A Sunday evening last month. Caught between the tiny eternity that divides an amber man from a red one, I scrambled across the pedestrian crossing where College Green slides into Dame Street. Concurrently sensing the same window of opportunity, a silver Volvo roared into life towards me, then stuttered to an abortive stop, conking out. Its driver windmilled down his window, and spat fire at me.
“Do you expect me to STOP for you?!?”
Feeling observationalist, I replied. “Well you did, didn’t you?”
The door slammed. The hulking driver (a dead ringer for Cormac from Tallafornia) emerged, and I bolted, abandoning my girlfriend for dead in a cannonball run in front of – yes – more moving traffic.
No luck – a tug at my jacket turned me towards his rottweiler growl, as more silver Volvos jerked to a halt around us. “An Garda Síochána!” His hands whipped a badge from his Superdry pockets. “What do you have to say for yourself now, EH?”
Aside from the immediate problem (i.e. that the bobby in question had watched one maverick cop movie too many), this beef fleshes over a bone of contention that every Dubliner has had a chew of: the frightening asymmetry of the pedestrian/motorist equilibrium that skews both side’s expectations of how a city should behave.
Dublin is by no means unique in having Jagerbombed the poisons of the car age; we just happen to be taking way longer to overcome the planning hangover. Modern cities, from the 40s onwards, emphasised accessibility for motorists over the importance of pedestrian-friendly planning in maintaining a sense of place.
Despite moves towards widened footpaths, cycling circuits and a more Europeanised plaza-building approach, we still lag behind those cities we should be able to class as our counterparts: Copenhagen, Amsterdam, Malmo. Dublin City Centre is a wet-dream for protestors: a band of twenty hardy sit-downers can paralyze the entire public transport system, evident by last month’s anti-internment strike.

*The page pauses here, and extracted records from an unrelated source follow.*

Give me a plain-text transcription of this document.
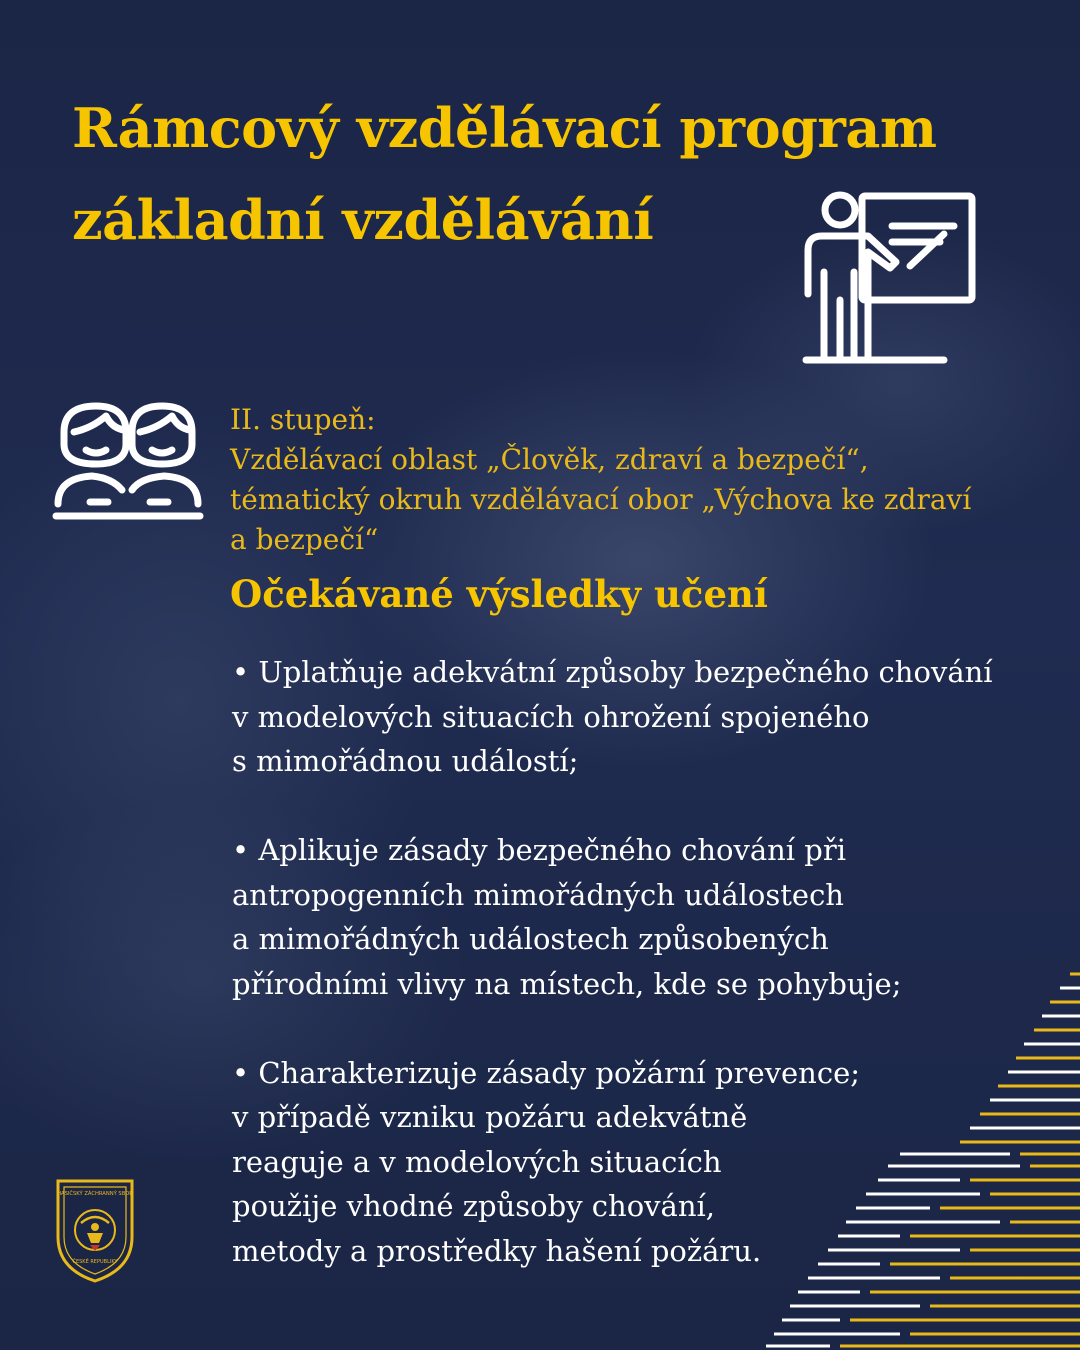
Rámcový vzdělávací program
základní vzdělávání
II. stupeň:
Vzdělávací oblast „Člověk, zdraví a bezpečí“,
tématický okruh vzdělávací obor „Výchova ke zdraví
a bezpečí“
Očekávané výsledky učení
• Uplatňuje adekvátní způsoby bezpečného chování
v modelových situacích ohrožení spojeného
s mimořádnou událostí;
• Aplikuje zásady bezpečného chování při
antropogenních mimořádných událostech
a mimořádných událostech způsobených
přírodními vlivy na místech, kde se pohybuje;
• Charakterizuje zásady požární prevence;
v případě vzniku požáru adekvátně
reaguje a v modelových situacích
použije vhodné způsoby chování,
metody a prostředky hašení požáru.
HASIČSKÝ ZÁCHRANNÝ SBOR
ČESKÉ REPUBLIKY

The LUAS Cross-City will integrate transport in a less haphazard manner, in as much as Dublin Bikes has made an impact, but the NTA’s new, all-encompassing traffic solution for the city is the Gospel for any disciple of liberal, forward-thinking urbanism. Under the plan, half of College Green will become a public plaza, Suffolk Street and Westmoreland Street will be rid of traffic, the lion’s den that is Christchurch Place will be tamed, Westland Row will be accessible only to public transport, in addition to a host of other adroit changes. Best of all? You’ll no longer have to wait more than 45 seconds, anywhere, anytime, for the red man to morph into the green one. No more angry undercover cop problems, no more need to resort to that well-worn “you know jaywalking’s legal in Dublin?” factoid.
But wait – why is the National Transport Authority in the position of being the saviour of Dublin’s civilians? Dublin City Council, where one would imagine the buck ought to stop on matters like these, has drawn up similar plans in the past, to find them jettisoned. The Green Party’s Ciarán Cuffe, a vehement advocate of the NTA’s vision, says that our city council “could never agree on priorities. It suffers from a silo mentality. In county Fingal, we see good team-work, focusing on whole areas, with architects, planners and engineers working together.”
Let’s not just blame bureaucracy and politics on the mess though. The car-park lobby group has represented as sturdy a roadblock to progress as the vintners erected on Temple Bar’s attempted cultural progressivism (and still chain themselves to). It can hardly be utopianism to assume, though, that a city centre benign to pedestrians, commuters and cyclists will do anything but increase its attractiveness to shoppers both local and visiting. And that’s not to even mention the environmental gauntlet that is being laid down to gratuitous drivers. As Cuffe points out to me: “city centres have to compete with suburban shopping centres and now online shopping. If we allow it to be dominated by the needs of cars, everybody misses out – residents, tourists and commerce. If we widen footpaths, calm traffic and re-open the city, everybody benefits.”
The downside? Even more poxy rickshaws.